What do you conclude from the scatterplot in terms of the homoscedasticity of the data and the linearity, direction and strength of the relationship? What does the scatterplot tell you about possible issues (outliers, range restrictions)? The data look like a cloud without a clear direction. This suggests the relationship might might be weak. In terms of linearity, the scatterplot doesn’t suggest any curvilinear relationships. Variance seems quite constant, but there do seem to be few people with negative IAT_RT (Implicit attitude) scores, suggesting few people held the view that vaping is positive.
Do you need to calculate Pearson’s r or Spearman’s rho? Pearson’s r because the data do meet the assumptions.
Can you write up the results including the r, df, p-value and an interpretation? Testing the hypothesis of a relationship between implicit and explicit attitudes towards vaping, a Pearson correlation found no significant relationship between IAT reaction times (implicit attitude) and answers on a Vaping Questionnaire (explicit attitude), r(94) = -.02, p = .822. Overall this suggests that there is no direct relationship between implicit and explicit attitudes with regard to vaping and as such our hypothesis was not supported; we cannot reject the null hypothesis.
What do you conclude from the scatterplots?

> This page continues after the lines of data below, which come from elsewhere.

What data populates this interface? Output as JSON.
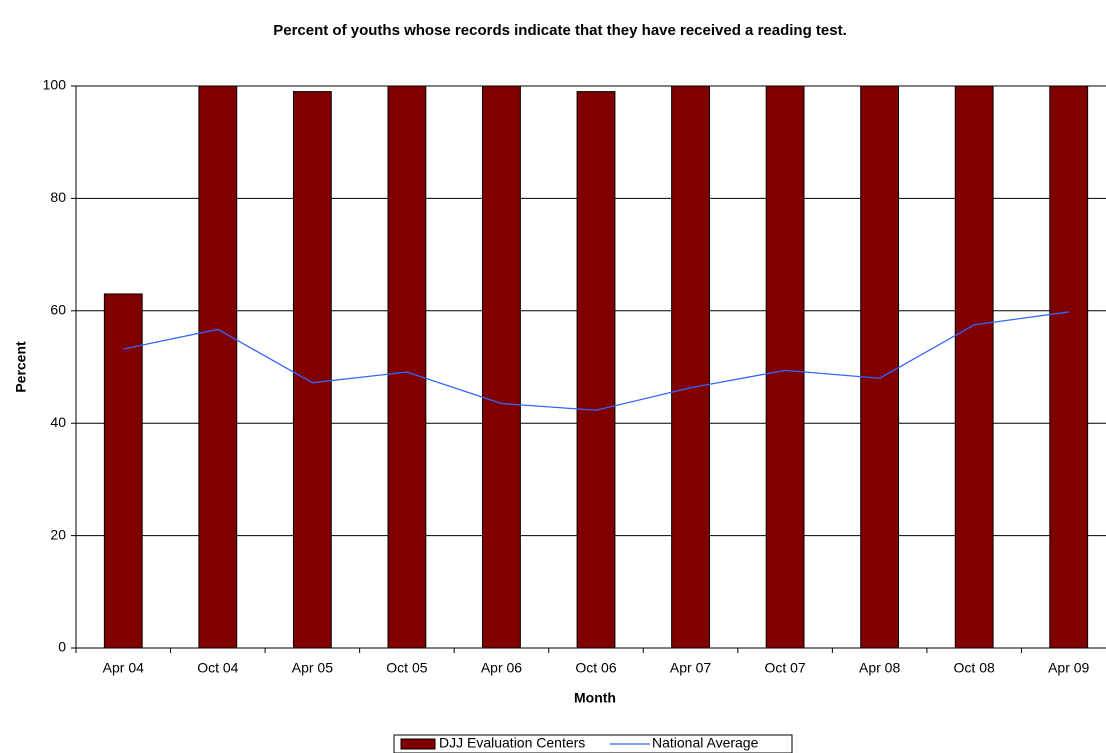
{
  "chart_data": {
    "type": "combo",
    "title": "Percent of youths whose records indicate that they have received a reading test.",
    "x_label": "Month",
    "y_label": "Percent",
    "categories": [
      "Apr 04",
      "Oct 04",
      "Apr 05",
      "Oct 05",
      "Apr 06",
      "Oct 06",
      "Apr 07",
      "Oct 07",
      "Apr 08",
      "Oct 08",
      "Apr 09"
    ],
    "series": [
      {
        "name": "DJJ Evaluation Centers",
        "type": "bar",
        "color": "#800000",
        "values": [
          63,
          100,
          99,
          100,
          100,
          99,
          100,
          100,
          100,
          100,
          100
        ]
      },
      {
        "name": "National Average",
        "type": "line",
        "color": "#3366ff",
        "values": [
          53.2,
          56.7,
          47.2,
          49.1,
          43.5,
          42.3,
          46.3,
          49.4,
          48.0,
          57.5,
          59.8
        ]
      }
    ],
    "ylim": [
      0,
      100
    ],
    "yticks": [
      0,
      20,
      40,
      60,
      80,
      100
    ],
    "grid": true,
    "legend": "bottom"
  }
}
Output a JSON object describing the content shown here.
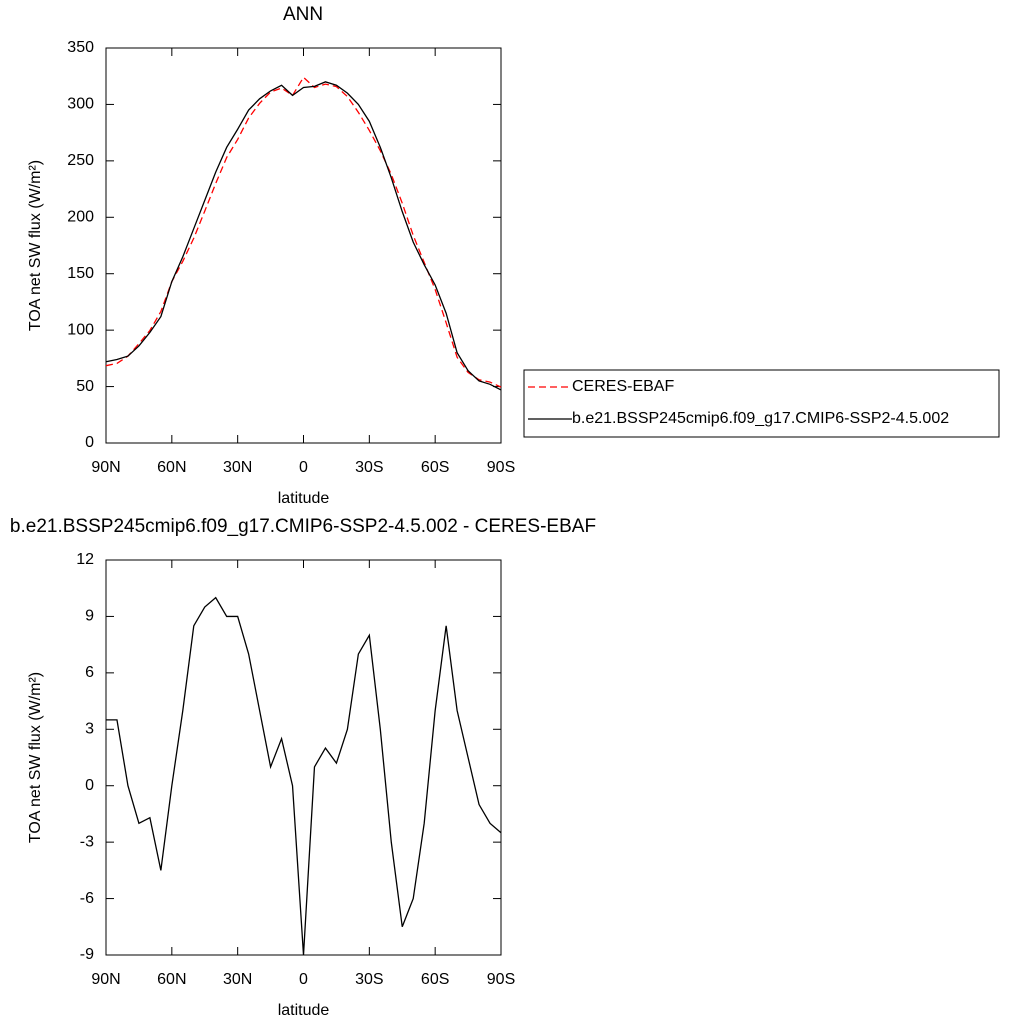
{
  "chart_data": [
    {
      "type": "line",
      "title": "ANN",
      "xlabel": "latitude",
      "ylabel": "TOA net SW flux (W/m²)",
      "x": [
        90,
        85,
        80,
        75,
        70,
        65,
        60,
        55,
        50,
        45,
        40,
        35,
        30,
        25,
        20,
        15,
        10,
        5,
        0,
        -5,
        -10,
        -15,
        -20,
        -25,
        -30,
        -35,
        -40,
        -45,
        -50,
        -55,
        -60,
        -65,
        -70,
        -75,
        -80,
        -85,
        -90
      ],
      "series": [
        {
          "name": "CERES-EBAF",
          "color": "#ff0000",
          "dashed": true,
          "values": [
            68.5,
            70.5,
            77,
            88,
            99.7,
            116.5,
            143,
            161,
            181.5,
            205.5,
            230,
            253,
            269,
            288,
            301,
            311,
            314.5,
            308,
            324,
            315,
            318,
            315.8,
            307,
            293,
            277,
            259,
            238,
            212.5,
            184,
            160,
            136,
            106.5,
            76,
            62.5,
            56,
            54,
            49.5
          ]
        },
        {
          "name": "b.e21.BSSP245cmip6.f09_g17.CMIP6-SSP2-4.5.002",
          "color": "#000000",
          "dashed": false,
          "values": [
            72,
            74,
            77,
            86,
            98,
            112,
            143,
            165,
            190,
            215,
            240,
            262,
            278,
            295,
            305,
            312,
            317,
            308,
            315,
            316,
            320,
            317,
            310,
            300,
            285,
            262,
            235,
            205,
            178,
            158,
            140,
            115,
            80,
            64,
            55,
            52,
            47
          ]
        }
      ],
      "xlim": [
        90,
        -90
      ],
      "xticks": [
        {
          "value": 90,
          "label": "90N"
        },
        {
          "value": 60,
          "label": "60N"
        },
        {
          "value": 30,
          "label": "30N"
        },
        0,
        {
          "value": -30,
          "label": "30S"
        },
        {
          "value": -60,
          "label": "60S"
        },
        {
          "value": -90,
          "label": "90S"
        }
      ],
      "ylim": [
        0,
        350
      ],
      "yticks": [
        0,
        50,
        100,
        150,
        200,
        250,
        300,
        350
      ],
      "legend": "outside-right"
    },
    {
      "type": "line",
      "title": "b.e21.BSSP245cmip6.f09_g17.CMIP6-SSP2-4.5.002 - CERES-EBAF",
      "xlabel": "latitude",
      "ylabel": "TOA net SW flux (W/m²)",
      "x": [
        90,
        85,
        80,
        75,
        70,
        65,
        60,
        55,
        50,
        45,
        40,
        35,
        30,
        25,
        20,
        15,
        10,
        5,
        0,
        -5,
        -10,
        -15,
        -20,
        -25,
        -30,
        -35,
        -40,
        -45,
        -50,
        -55,
        -60,
        -65,
        -70,
        -75,
        -80,
        -85,
        -90
      ],
      "values": [
        3.5,
        3.5,
        0,
        -2,
        -1.7,
        -4.5,
        0,
        4,
        8.5,
        9.5,
        10,
        9,
        9,
        7,
        4,
        1,
        2.5,
        0,
        -9,
        1,
        2,
        1.2,
        3,
        7,
        8,
        3,
        -3,
        -7.5,
        -6,
        -2,
        4,
        8.5,
        4,
        1.5,
        -1,
        -2,
        -2.5
      ],
      "color": "#000000",
      "xlim": [
        90,
        -90
      ],
      "xticks": [
        {
          "value": 90,
          "label": "90N"
        },
        {
          "value": 60,
          "label": "60N"
        },
        {
          "value": 30,
          "label": "30N"
        },
        0,
        {
          "value": -30,
          "label": "30S"
        },
        {
          "value": -60,
          "label": "60S"
        },
        {
          "value": -90,
          "label": "90S"
        }
      ],
      "ylim": [
        -9,
        12
      ],
      "yticks": [
        -9,
        -6,
        -3,
        0,
        3,
        6,
        9,
        12
      ]
    }
  ]
}
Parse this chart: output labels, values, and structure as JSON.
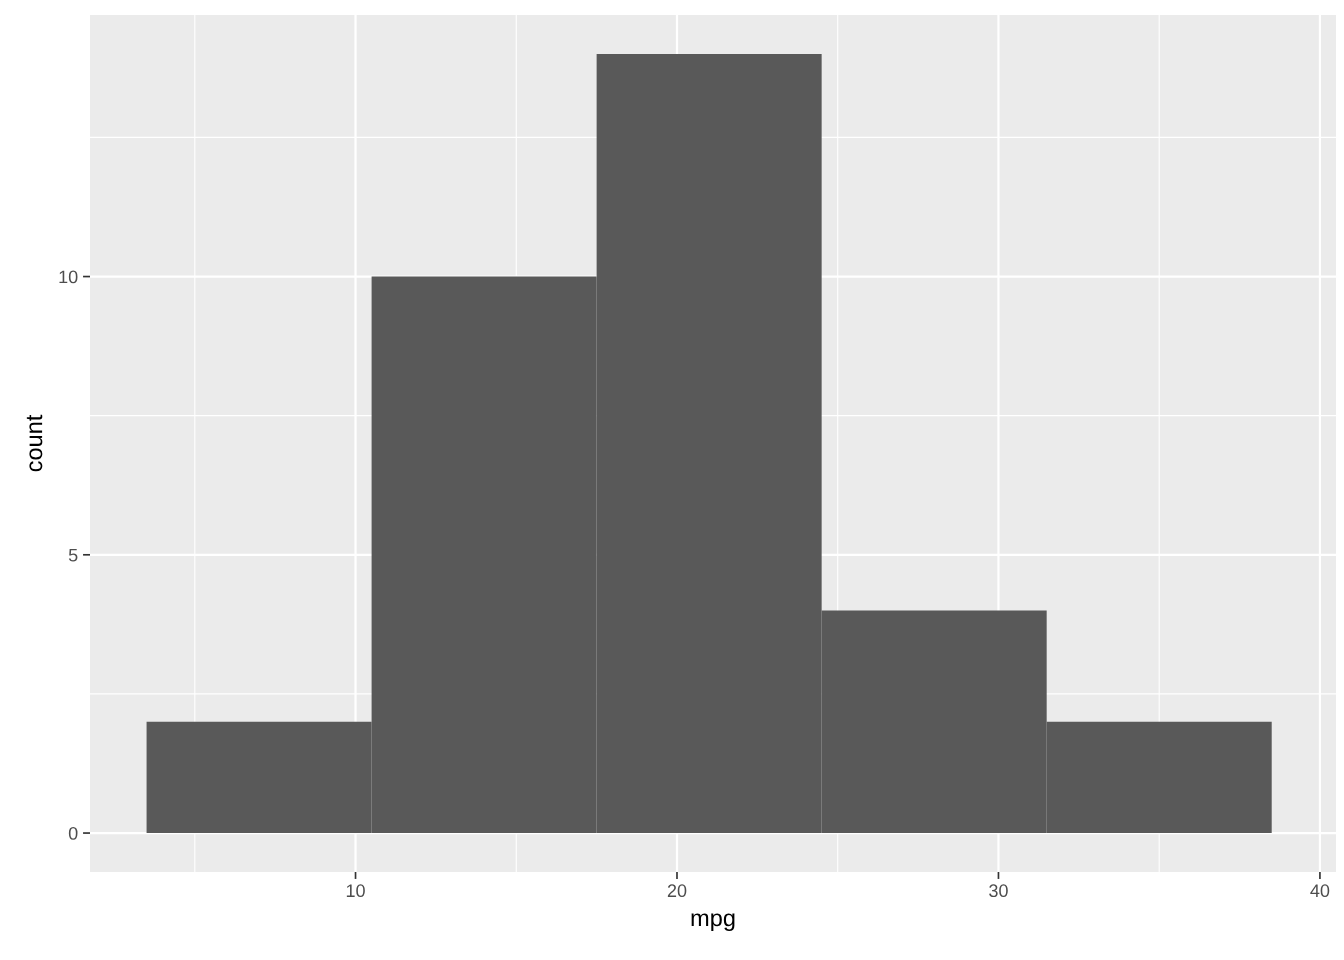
{
  "chart_data": {
    "type": "histogram",
    "xlabel": "mpg",
    "ylabel": "count",
    "bins": [
      3.5,
      10.5,
      17.5,
      24.5,
      31.5,
      38.5
    ],
    "values": [
      2,
      10,
      14,
      4,
      2
    ],
    "color": "#595959",
    "xlim": [
      1.74,
      40.5
    ],
    "xticks": [
      10,
      20,
      30,
      40
    ],
    "ylim": [
      -0.7,
      14.7
    ],
    "yticks": [
      0,
      5,
      10
    ],
    "grid": true
  }
}
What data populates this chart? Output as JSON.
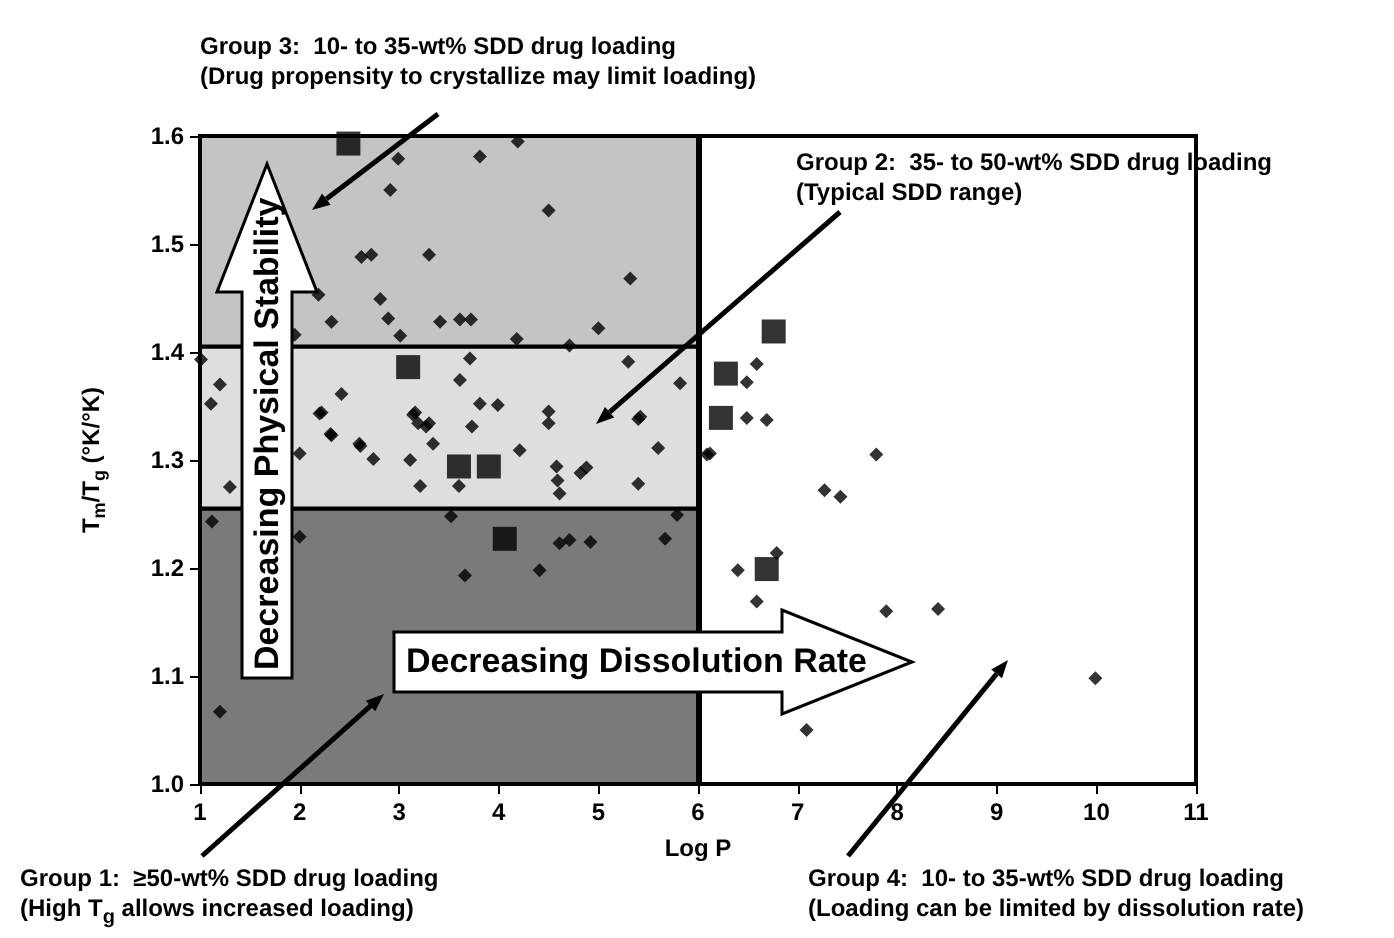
{
  "chart_data": {
    "type": "scatter",
    "xlabel": "Log P",
    "ylabel": "T$_{m}$/T$_{g}$ (°K/°K)",
    "xlim": [
      1,
      11
    ],
    "xticks": [
      1,
      2,
      3,
      4,
      5,
      6,
      7,
      8,
      9,
      10,
      11
    ],
    "ylim": [
      1.0,
      1.6
    ],
    "yticks": [
      {
        "value": 1.0,
        "label": "1.0"
      },
      1.1,
      1.2,
      1.3,
      1.4,
      1.5,
      1.6
    ],
    "grid": false,
    "series": [
      {
        "color": "#000000",
        "marker": "diamond",
        "x": [
          2.99,
          2.91,
          3.81,
          4.19,
          4.5,
          2.62,
          2.72,
          3.3,
          2.19,
          2.81,
          2.32,
          2.89,
          3.01,
          3.41,
          3.61,
          3.72,
          5.32,
          5.0,
          4.18,
          1.95,
          4.71,
          1.2,
          1.11,
          1.01,
          2.42,
          2.22,
          2.32,
          2.6,
          3.16,
          3.19,
          3.3,
          3.71,
          3.61,
          3.81,
          3.99,
          4.5,
          4.5,
          5.3,
          5.42,
          5.82,
          6.12,
          2.0,
          2.2,
          2.31,
          2.61,
          2.74,
          3.11,
          3.14,
          3.27,
          3.34,
          3.21,
          3.73,
          3.6,
          4.21,
          4.58,
          4.59,
          4.61,
          4.88,
          4.82,
          5.4,
          5.4,
          5.6,
          1.3,
          1.12,
          2.0,
          3.52,
          3.66,
          4.41,
          4.61,
          4.71,
          4.92,
          5.67,
          5.79,
          1.2,
          6.59,
          6.49,
          6.49,
          6.69,
          6.09,
          7.79,
          7.27,
          7.43,
          6.79,
          6.4,
          6.59,
          7.89,
          8.41,
          9.99,
          7.09
        ],
        "values": [
          1.579,
          1.55,
          1.581,
          1.595,
          1.531,
          1.488,
          1.49,
          1.49,
          1.453,
          1.449,
          1.428,
          1.431,
          1.415,
          1.428,
          1.43,
          1.43,
          1.468,
          1.422,
          1.412,
          1.416,
          1.406,
          1.37,
          1.352,
          1.393,
          1.361,
          1.344,
          1.323,
          1.315,
          1.344,
          1.334,
          1.334,
          1.394,
          1.374,
          1.352,
          1.351,
          1.345,
          1.334,
          1.391,
          1.34,
          1.371,
          1.306,
          1.306,
          1.343,
          1.324,
          1.313,
          1.301,
          1.3,
          1.342,
          1.331,
          1.315,
          1.276,
          1.331,
          1.276,
          1.309,
          1.294,
          1.281,
          1.269,
          1.293,
          1.288,
          1.338,
          1.278,
          1.311,
          1.275,
          1.243,
          1.229,
          1.248,
          1.193,
          1.198,
          1.223,
          1.226,
          1.224,
          1.227,
          1.249,
          1.067,
          1.389,
          1.372,
          1.339,
          1.337,
          1.305,
          1.305,
          1.272,
          1.266,
          1.214,
          1.198,
          1.169,
          1.16,
          1.162,
          1.098,
          1.05
        ]
      },
      {
        "color": "#000000",
        "marker": "square",
        "x": [
          2.49,
          3.09,
          3.6,
          3.9,
          4.06,
          6.28,
          6.76,
          6.23,
          6.69
        ],
        "values": [
          1.593,
          1.386,
          1.294,
          1.294,
          1.227,
          1.38,
          1.419,
          1.339,
          1.199
        ]
      }
    ],
    "ref_lines": [
      {
        "axis": "x",
        "value": 6,
        "color": "#000000"
      }
    ],
    "bands": [
      {
        "axis": "y",
        "from": 1.0,
        "to": 1.255,
        "color": "#7a7a7a"
      },
      {
        "axis": "y",
        "from": 1.255,
        "to": 1.405,
        "color": "#dedede"
      },
      {
        "axis": "y",
        "from": 1.405,
        "to": 1.6,
        "color": "#c4c4c4"
      }
    ],
    "annotations": [
      "Group 3:  10- to 35-wt% SDD drug loading\n(Drug propensity to crystallize may limit loading)",
      "Group 2:  35- to 50-wt% SDD drug loading\n(Typical SDD range)",
      "Group 1:  ≥50-wt% SDD drug loading\n(High T$_{g}$ allows increased loading)",
      "Group 4:  10- to 35-wt% SDD drug loading\n(Loading can be limited by dissolution rate)",
      "Decreasing Physical Stability",
      "Decreasing Dissolution Rate"
    ]
  }
}
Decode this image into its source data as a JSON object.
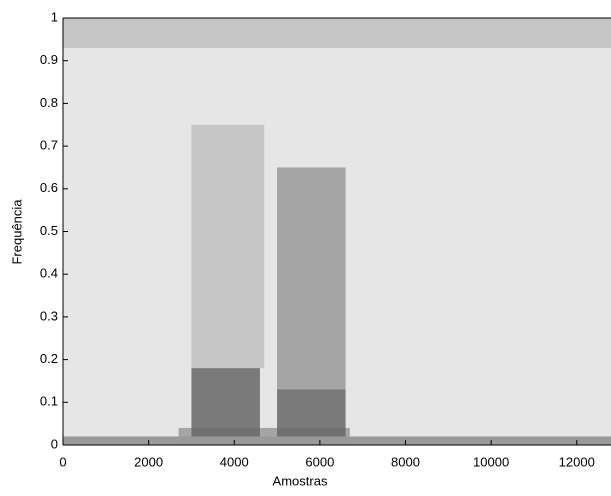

The scatterplots with age suggest that age is highly skewed with only a few participants older than 25. For now, let’s say we’ll therefore calculate Spearman’s rho, rather than Pearson’s r. That is ok for now, but if you were analysing these data for a research project, you’d want to have a closer look at the age variable (think histogram, qq-plot, and think about either collecting more data from older participants or transforming the variable (more about that next year).
What do you conclude from the results of the correlation analysis? No significant correlation with age was found.